Wednesday, May 23, 2012

Mendoza - Lujan de Cuyo

How idilic would it be to ride bikes around the beautiful country side of Argentina, stopping every few miles to taste some divine wine and revel in the majesty of the Andes? Well, that's precisely what we imagined for our second day of wine tasting in Mendoza. As we had read of terrible traffic accidents involving tourists on bikes in Maipu (and no wonder, it's busy and there was a lot of road construction) we decided to take our peddling feet to Lujan de Cuyo, another wonderful location for bodegas. Thanks to Lonely Planet forums and some intensive google searching, we found Travel in Bike in Lujan. We made reservations, and met the guide at a real estate office in downtown Lujan. We did wait about 45 minutes at the office and the guide came into the office and told us to get in his car (this seems shady to US folk, but it was completely legit).  He drove us back to his house where the bikes were. All of this was a little bizarre but, it all worked out just fine. The bikes were in sub-par condition and we incorrectly assumed the price paid for bike rental included the tastings (nice awkward moment when we left the first winery and were stopped by security), but experiences are what you make of them, and we had a great time peddling down the dirt roads.

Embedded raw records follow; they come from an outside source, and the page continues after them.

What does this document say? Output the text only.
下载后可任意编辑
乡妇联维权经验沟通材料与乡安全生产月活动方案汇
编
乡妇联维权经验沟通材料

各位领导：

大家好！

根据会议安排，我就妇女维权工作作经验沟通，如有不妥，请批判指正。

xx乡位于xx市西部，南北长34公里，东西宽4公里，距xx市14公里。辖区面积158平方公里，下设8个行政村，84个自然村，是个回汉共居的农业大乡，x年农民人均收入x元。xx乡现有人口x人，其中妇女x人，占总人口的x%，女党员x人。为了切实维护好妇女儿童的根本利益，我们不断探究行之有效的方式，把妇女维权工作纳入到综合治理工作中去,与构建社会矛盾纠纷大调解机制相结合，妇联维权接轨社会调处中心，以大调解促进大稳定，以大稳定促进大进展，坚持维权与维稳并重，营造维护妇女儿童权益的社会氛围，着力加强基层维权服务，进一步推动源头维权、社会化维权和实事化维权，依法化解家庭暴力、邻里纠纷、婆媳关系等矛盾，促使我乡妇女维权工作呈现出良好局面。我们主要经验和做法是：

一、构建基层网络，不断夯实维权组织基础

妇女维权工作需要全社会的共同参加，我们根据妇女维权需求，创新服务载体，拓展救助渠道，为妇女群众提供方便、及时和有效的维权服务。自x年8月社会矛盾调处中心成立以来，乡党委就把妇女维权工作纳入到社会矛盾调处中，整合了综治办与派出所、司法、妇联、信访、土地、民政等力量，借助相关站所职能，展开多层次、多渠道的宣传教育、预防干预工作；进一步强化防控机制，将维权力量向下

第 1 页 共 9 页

When you have views like this, it's hard to complain. And, really, the views did not disappoint at anytime. Unfortunately cameras cannot do the eyes justice.

Travel in Bike set up 3 tastings for us - a large, moderate and small winery.  Our first stop was Norton. A mega-winery in Lujan, owned by the same guy who owns Swarovski, the sheer size of this winery clued us into what kind of a tasting this would be.  We were given a tour of the massive facilities and given samples of their Malbec at three different stages in the aging process.  The picture below is how they "poured" the samples for us.  The first taste was very early on in the fermentation, yielding a very sweet drink.  The second, was a tad better, tasting more like what you would get for a $3 bottle of wine.  The third and final sample was the finished product, which was a very fine Malbec.
After were were stopped by security on our bikes, we went back in to pay with red faces and disappointed wallets.  We hopped back on our bikes and rode toward the second bodega.  With the Andes to our right, and nothing but vines to be seen in the foreground, we picked an area right off the road to enjoy the picnic we packed.  (Food was a must with all the wine we planned on consuming...)

The perfect mid-day break - maté! 
Our second bodega stop of the day was Dante Robino. A mid-size winery, and the creator of our blind cheap wine tasting winner, Novecento, Dante Robino was a very gratifying stop. We loved all the wines we tasted, and even got to try some new combinations. Also, throughout the bodega, original pieces by a local artist were displayed.  Dante Robino quickly became our favorite bodega of the day.  As a completely personal and unprofessional note, it didn't hurt that the guide was incredibly dreamy and knowledgeable.  The wine was fantastic - a must-taste!
Our last bodega of the day was Cabrini.  The small, family owned & run winery sustains itself by making a wine specifically for communion.  It was great to see the history of the bodega and the people were very nice.  The wine..........well, don't go for the wine.  Go for the familial feel and antiquity of the facilities.  But don't buy the wine, no matter how good of a deal they give you.

Keep in mind when doing a bike tour, that most of these bodegas are very close to each other.  We decided to bike in Lujan vs Maipu simply because there is less traffic in the former.  When researching different tour options, there was an abundance of reports detailing tragic accidents in Maipu (pedestrians and cyclists alike were no match to the large vehicles and small roads).